Large numbers of workers returned through the Karem Abu Salem crossing, called Kerem Shalom by Israel, east of the Rafah crossing between Egypt and the Gaza Strip, which has been pounded by Israeli jets and tanks for weeks since the October 7 war started.
“We used to serve them, work for them – in houses, in restaurants, and in markets – in return for the lowest wages, and despite that, we have now been humiliated,” said Jamal Ismail, a worker from the Maghazi refugee camp in central Gaza.
Israel previously issued more than 18,000 permits allowing Gaza Palestinians to cross into Israel and the Israeli-occupied West Bank to take jobs in sectors such as agriculture or construction.
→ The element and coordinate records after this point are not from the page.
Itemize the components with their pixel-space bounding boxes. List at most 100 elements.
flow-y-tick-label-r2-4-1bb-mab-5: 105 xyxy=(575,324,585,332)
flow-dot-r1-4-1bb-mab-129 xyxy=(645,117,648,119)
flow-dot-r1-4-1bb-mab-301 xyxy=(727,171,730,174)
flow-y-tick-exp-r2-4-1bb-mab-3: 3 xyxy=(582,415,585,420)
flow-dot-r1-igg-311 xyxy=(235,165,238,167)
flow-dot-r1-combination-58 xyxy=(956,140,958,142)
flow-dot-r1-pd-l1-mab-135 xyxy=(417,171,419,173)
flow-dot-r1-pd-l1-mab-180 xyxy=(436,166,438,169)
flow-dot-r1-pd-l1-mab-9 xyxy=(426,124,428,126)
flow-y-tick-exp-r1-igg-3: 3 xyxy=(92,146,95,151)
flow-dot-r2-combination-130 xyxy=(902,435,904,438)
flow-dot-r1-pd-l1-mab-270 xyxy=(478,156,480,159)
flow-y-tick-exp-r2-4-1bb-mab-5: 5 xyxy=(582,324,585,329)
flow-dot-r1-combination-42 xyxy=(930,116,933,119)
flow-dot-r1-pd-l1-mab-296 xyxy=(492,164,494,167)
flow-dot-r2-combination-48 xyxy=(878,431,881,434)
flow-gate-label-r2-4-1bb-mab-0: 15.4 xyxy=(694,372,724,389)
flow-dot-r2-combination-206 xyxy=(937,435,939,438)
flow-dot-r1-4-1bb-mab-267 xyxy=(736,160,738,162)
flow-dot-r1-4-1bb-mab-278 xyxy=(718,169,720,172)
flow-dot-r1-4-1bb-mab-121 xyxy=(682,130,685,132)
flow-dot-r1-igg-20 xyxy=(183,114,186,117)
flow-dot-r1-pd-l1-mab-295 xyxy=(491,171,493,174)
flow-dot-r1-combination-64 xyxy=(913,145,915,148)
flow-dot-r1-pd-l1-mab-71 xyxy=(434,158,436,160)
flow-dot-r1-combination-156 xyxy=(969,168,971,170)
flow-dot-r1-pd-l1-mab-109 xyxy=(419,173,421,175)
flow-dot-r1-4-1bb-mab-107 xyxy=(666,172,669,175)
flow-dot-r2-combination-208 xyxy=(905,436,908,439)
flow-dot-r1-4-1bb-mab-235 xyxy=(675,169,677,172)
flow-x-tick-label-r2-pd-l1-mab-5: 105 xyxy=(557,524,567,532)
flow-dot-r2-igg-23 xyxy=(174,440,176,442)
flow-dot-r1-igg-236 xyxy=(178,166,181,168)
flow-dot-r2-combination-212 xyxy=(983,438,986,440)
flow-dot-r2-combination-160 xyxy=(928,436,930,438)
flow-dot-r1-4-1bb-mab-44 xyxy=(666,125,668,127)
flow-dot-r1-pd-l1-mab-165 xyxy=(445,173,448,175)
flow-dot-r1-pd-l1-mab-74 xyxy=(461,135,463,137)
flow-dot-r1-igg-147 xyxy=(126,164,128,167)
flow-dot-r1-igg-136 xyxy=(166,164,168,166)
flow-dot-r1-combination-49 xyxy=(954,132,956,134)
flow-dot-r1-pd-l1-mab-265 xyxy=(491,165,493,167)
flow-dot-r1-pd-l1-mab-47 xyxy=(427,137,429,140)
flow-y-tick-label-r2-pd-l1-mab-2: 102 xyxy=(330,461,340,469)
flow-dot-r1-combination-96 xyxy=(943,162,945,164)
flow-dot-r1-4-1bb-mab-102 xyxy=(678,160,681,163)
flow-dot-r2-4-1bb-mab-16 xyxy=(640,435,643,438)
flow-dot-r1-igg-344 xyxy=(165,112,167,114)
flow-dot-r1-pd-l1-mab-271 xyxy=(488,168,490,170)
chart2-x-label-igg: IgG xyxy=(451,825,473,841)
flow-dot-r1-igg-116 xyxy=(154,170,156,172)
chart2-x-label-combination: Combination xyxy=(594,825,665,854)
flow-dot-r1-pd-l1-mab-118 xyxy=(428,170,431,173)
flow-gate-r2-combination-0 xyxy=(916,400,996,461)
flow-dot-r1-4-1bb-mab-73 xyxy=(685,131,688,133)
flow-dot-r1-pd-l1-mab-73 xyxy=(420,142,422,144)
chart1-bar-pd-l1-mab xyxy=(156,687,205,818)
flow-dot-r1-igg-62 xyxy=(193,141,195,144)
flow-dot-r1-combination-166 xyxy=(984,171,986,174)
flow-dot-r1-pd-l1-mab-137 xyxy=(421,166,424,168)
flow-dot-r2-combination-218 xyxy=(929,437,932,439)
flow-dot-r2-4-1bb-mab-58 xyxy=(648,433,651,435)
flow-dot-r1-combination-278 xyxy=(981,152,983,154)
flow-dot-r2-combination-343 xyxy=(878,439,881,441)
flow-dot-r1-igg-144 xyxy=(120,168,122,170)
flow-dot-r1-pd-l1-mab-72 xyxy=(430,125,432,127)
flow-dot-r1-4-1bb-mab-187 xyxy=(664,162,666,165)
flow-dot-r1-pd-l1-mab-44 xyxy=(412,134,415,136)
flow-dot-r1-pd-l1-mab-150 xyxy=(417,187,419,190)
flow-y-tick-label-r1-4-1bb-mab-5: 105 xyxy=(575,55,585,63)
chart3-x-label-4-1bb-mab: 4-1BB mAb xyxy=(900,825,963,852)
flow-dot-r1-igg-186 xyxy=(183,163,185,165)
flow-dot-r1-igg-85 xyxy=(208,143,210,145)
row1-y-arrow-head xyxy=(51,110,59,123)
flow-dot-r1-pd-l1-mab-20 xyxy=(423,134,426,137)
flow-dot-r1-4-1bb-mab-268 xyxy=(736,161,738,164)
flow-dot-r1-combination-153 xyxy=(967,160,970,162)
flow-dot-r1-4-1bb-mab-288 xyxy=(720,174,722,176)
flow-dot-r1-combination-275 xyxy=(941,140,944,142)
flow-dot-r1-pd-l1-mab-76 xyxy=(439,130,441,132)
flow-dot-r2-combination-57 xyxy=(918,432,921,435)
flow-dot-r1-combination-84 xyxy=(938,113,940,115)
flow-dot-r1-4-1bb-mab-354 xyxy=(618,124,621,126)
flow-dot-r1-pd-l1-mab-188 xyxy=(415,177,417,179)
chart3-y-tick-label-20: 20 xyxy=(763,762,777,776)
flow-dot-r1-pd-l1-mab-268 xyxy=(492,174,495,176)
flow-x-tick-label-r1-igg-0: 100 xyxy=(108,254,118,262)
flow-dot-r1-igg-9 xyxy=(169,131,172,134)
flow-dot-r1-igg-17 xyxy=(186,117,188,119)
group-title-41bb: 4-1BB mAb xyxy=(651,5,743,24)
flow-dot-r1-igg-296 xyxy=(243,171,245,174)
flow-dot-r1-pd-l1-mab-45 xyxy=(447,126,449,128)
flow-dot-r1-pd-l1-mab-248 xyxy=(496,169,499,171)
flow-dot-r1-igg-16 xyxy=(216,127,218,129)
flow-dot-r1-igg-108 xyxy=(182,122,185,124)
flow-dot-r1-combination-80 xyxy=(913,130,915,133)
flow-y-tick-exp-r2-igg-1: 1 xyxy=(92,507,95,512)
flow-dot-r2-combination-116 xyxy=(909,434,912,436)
However, the system has been scrapped, as Israel has reversed its previous policy of offering economic incentives for stability and instead mounted a combined air and ground offensive to eradicate Hamas, the Palestinian armed group that controls Gaza.
Commenting on footage showing men entering the Gaza Strip on foot, Miriam Marmur, advocacy director of Israeli non-profit group Gisha, told Al Jazeera that they could not confirm Palestinian media reports that said some 7,000 people had crossed into Gaza.
“We don’t know how many were being detained by Israel and how many people have been released into the strip but this appears to be the beginning of the implementation of [the Israeli cabinet’s] decision,” she said.
Workers crossing into the Palestinian enclave said they were detained and ill-treated by Israeli authorities in the wake of the October 7 attack.